Письмо 211. Мистеру и миссис Оллсоп
Гроув, Хайгейт, 8 апреля 1824 г.
Дорогая миссис Оллсоп,
Там есть три рулона бумаги, перевод мистером Вордсвортом первой, второй и третьей книг, два на почтовой бумаге, один в маленькой тетради для записей, в ящике под буфетом в вашей столовой. Будьте добры, сложите их и отдайте подателю, если мистера Оллсопа не будет дома.
Мой дорогой Оллсоп,
Я знаю, вы одобрите мое немедленное согласие вернуться с мистером Гиллманом; и я также знаю, что и миссис Оллсоп, и вы сами сочтете излишним, если я скажу вам то, что, вы должны быть уверены, я не могу не чувствовать. Я верю, что когда я в следующий раз вернусь от вас, мне не придется — не то чтобы благодарить вас меньше — но иметь менее болезненные воспоминания о беспокойстве и тревоге, которые я вам причинил.

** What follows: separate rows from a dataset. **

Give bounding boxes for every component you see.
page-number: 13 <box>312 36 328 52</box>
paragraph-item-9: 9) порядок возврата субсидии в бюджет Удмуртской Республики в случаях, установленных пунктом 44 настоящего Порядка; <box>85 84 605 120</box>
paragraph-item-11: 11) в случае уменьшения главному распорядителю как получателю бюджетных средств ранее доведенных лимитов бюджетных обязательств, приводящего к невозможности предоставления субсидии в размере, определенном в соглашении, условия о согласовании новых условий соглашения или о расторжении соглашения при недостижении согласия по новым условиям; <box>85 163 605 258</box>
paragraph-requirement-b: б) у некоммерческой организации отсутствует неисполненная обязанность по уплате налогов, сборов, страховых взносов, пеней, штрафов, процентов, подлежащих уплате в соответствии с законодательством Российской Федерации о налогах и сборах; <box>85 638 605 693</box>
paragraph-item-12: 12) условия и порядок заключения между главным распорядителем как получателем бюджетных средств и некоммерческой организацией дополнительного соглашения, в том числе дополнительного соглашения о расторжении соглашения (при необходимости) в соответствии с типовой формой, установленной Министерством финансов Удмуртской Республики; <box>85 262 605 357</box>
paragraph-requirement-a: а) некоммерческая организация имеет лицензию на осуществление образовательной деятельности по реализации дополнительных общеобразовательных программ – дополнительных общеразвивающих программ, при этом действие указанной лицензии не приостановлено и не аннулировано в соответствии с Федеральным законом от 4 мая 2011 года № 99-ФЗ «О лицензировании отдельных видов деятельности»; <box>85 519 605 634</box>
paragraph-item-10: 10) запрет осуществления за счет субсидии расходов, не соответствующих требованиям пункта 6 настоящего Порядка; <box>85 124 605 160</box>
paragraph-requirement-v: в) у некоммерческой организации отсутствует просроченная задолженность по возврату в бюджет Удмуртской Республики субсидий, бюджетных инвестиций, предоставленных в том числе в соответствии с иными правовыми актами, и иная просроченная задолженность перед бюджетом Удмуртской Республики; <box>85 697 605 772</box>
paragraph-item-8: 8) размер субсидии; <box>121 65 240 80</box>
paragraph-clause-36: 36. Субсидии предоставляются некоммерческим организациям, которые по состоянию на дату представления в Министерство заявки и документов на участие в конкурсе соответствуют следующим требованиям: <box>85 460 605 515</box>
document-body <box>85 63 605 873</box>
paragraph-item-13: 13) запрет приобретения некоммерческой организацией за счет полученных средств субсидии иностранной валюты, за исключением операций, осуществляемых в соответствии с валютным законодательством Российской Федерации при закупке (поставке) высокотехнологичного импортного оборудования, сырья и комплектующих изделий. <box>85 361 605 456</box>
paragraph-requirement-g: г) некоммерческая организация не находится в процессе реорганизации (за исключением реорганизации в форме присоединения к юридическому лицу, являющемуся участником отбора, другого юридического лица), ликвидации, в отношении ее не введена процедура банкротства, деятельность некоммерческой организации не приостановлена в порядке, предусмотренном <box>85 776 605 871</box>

В суматохе прощания с миссис Оллсоп я забыл взять с собой перевод Вергилия. Мог бы я, то есть, осмелился бы я ждать до воскресенья, я мог бы сделать это одним из способов побудить вас провести день со мной. В целом, однако, мне лучше отправить, чем увеличивать свои тревоги, поэтому я пошлю Райли с этой запиской.